Il nostro paese è conosciuto per il senso di pulizia che si respira in ogni suo angolo. Ma come stavano le cose ai tempi di Roma antica? Come si lavava e come curava il suo aspetto la gente che viveva dalle nostre parti? In quale modo si rendevano vivibili le strade delle città, altrimenti intasate di rifiuti ed escrementi?
A queste domande risponde una mostra aperta al Museé romain di Vallon, nel canton Friborgo, intitolata appunto C’est du propre, hygiène et cosmétique à l’époque romaine, curata dalla conservatrice Clara Agustoni e dalla sua équipe, che si appoggia principalmente su ritrovamenti archeologici avvenuti nella regione (Friborgo e Avenches) ma anche su prestiti da Augst e dal Ticino. Accanto alle testimonianze materiali ci sono testi di autori latini, tradotti in francese e tedesco, una serie di aneddoti legati alle tematiche trattate e naturalmente le spiegazioni scientifiche relative ai reperti in esposizione.
Il percorso della mostra parte dal piano terra. Un powerpoint, situato accanto alla grande maquette con la ricostruzione del sito datato III secolo dopo Cristo, illustra le scoperte più recenti che riguardano la dimora di campagna con i suoi magnifici mosaici, sulle vestigia della quale è proprio stato costruito il museo. Se era noto che nel lato nord si trovavano le terme e i bagni privati, è invece una novità che sul lato sud della villa vi era una entrata monumentale con colonne, delle latrine e una fontana decorata in pasta vitrea. Luoghi, non è mai inutile ricordarlo, che erano riservati alle classi privilegiate poiché ben diverse erano le condizioni di vita del popolo, a Roma come nelle provincie. Lavarsi era una necessità anche nel passato, seppure con modalità non sempre simili alle abitudini odierne. Al piano superiore del museo l’argomento pulizia e cura della persona viene affrontato lungo un percorso che allinea quattro stazioni di sosta, in un ambiente che richiama l’atmosfera di un grande bagno, con piastrelle bianche, celesti e blu dipinte sulle pareti.
Si parte con la pulizia mattutina fatta di un veloce risciacquo del volto usando l’acqua di un catino, qualche gargarismo per gola e denti senza utilizzare saponi e dentifrici pure conosciuti all’epoca, per poi passare alla pulizia delle orecchie tramite bastoncini e spatole in osso e in bronzo, trovate anche in scavi archeologici in tutto il mondo romano nelle borse dei medici di allora.

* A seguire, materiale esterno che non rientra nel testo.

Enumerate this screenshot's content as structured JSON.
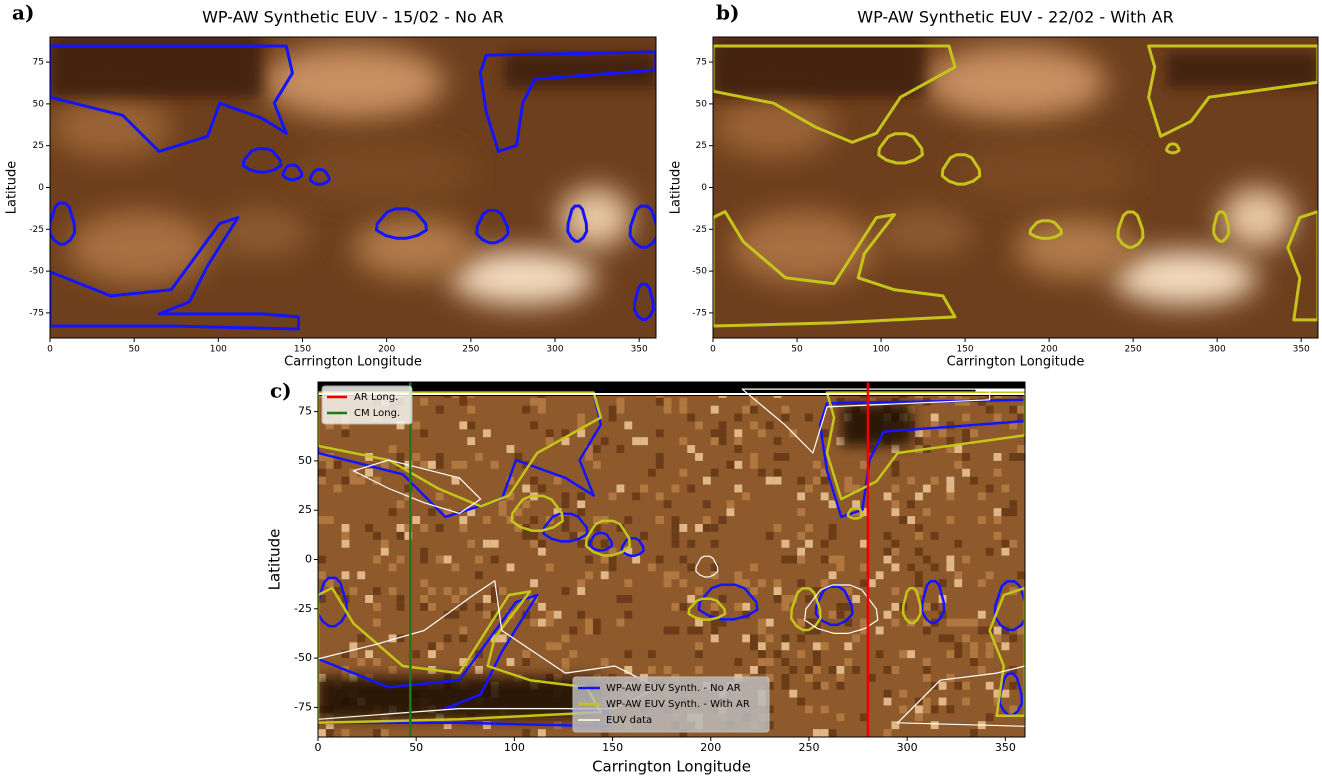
{
  "chart_data": [
    {
      "type": "heatmap",
      "label": "a)",
      "title": "WP-AW Synthetic EUV - 15/02 - No AR",
      "xlabel": "Carrington Longitude",
      "ylabel": "Latitude",
      "xlim": [
        0,
        360
      ],
      "ylim": [
        -90,
        90
      ],
      "xticks": [
        0,
        50,
        100,
        150,
        200,
        250,
        300,
        350
      ],
      "yticks": [
        -75,
        -50,
        -25,
        0,
        25,
        50,
        75
      ],
      "contour_color": "#1414ff"
    },
    {
      "type": "heatmap",
      "label": "b)",
      "title": "WP-AW Synthetic EUV - 22/02 - With AR",
      "xlabel": "Carrington Longitude",
      "ylabel": "Latitude",
      "xlim": [
        0,
        360
      ],
      "ylim": [
        -90,
        90
      ],
      "xticks": [
        0,
        50,
        100,
        150,
        200,
        250,
        300,
        350
      ],
      "yticks": [
        -75,
        -50,
        -25,
        0,
        25,
        50,
        75
      ],
      "contour_color": "#c4c41a"
    },
    {
      "type": "heatmap",
      "label": "c)",
      "xlabel": "Carrington Longitude",
      "ylabel": "Latitude",
      "xlim": [
        0,
        360
      ],
      "ylim": [
        -90,
        90
      ],
      "xticks": [
        0,
        50,
        100,
        150,
        200,
        250,
        300,
        350
      ],
      "yticks": [
        -75,
        -50,
        -25,
        0,
        25,
        50,
        75
      ],
      "lines": [
        {
          "name": "AR Long.",
          "color": "#ee0000",
          "x": 280
        },
        {
          "name": "CM Long.",
          "color": "#1a7a1a",
          "x": 47
        }
      ],
      "contours": [
        {
          "name": "WP-AW EUV Synth. - No AR",
          "color": "#1414ff"
        },
        {
          "name": "WP-AW EUV Synth. - With AR",
          "color": "#c4c41a"
        },
        {
          "name": "EUV data",
          "color": "#ffffff"
        }
      ]
    }
  ]
}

Una pulizia superficiale come si farebbe oggidì in baita, insomma.
La seconda tappa ci porta alla cura dei capelli e della barba con la presenza di rasoi, spatole, pettini, pinzette per la depilazione, creme e tinture per capelli che non erano ad esclusivo appannaggio delle donne, come testimoniano gli scritti di autori quali Plinio il Vecchio o Giovenale.
Il terzo capitolo tratta di cosmetici che se non avevano l’importanza economica e culturale che forse hanno oggi, erano comunque di uso comune nelle case dei patrizi, come raccontano ricette tramandate: creme e pomate profumate spalmate con apposite spatole erano indispensabili per idratare la pelle dopo che era stata liberata dall’olio usato per la pulizia tramite salviette e strigìli.
Infine l’argomento profumi e toilette, non meno importante del precedente e ad esso complementare. Qui spiccano le colombine in vetro provenienti da Locarno insieme a balsamari da Avenches, portaprofumi e recipienti zoomorfi di terracotta, specchi e pigmenti per il trucco degli occhi. Un campionario di oggetti che richiama alla mente quelli presenti ancora oggi sulla nostre mensole.
Il viaggio termina con il motto: tutti in bagno! Dietro una porta semitrasparente infatti, sotto lo sguardo di Vespasiano che la tradizione vuole l’inventore dei pissoir (ma la notizia non è confermata da Svetonio), vi è la ricostruzione di una latrina come quella particolare ritrovata in situ a Strasburgo, con sei scanni schiena contro schiena messi al centro del locale, che però non dovete utilizzare essendo i veri bagni da un’altra parte.
Il tema proposto è quello della pulizia di una città dal momento che sulla pubblica via venivano gettati normalmente gli scarti di cucina e vuotati i vasi da notte con urina e feci. Vi erano addetti all’evacuazione quotidiana di questa montagna di scarti, che praticavano già una specie di raccolta differenziata: l’urina andava ai tessitori, ai conciatori di pelli e agli orefici; le feci e altri rifiuti organici finivano invece in campagna come concime. I prodotti alimentari che tornavano in città erano così spesso contaminati da malattie come il verme solitario o peggio; un meccanismo perverso durato secoli e secoli un po’ ovunque e per dirla fino in fondo non ancora universalmente risolto.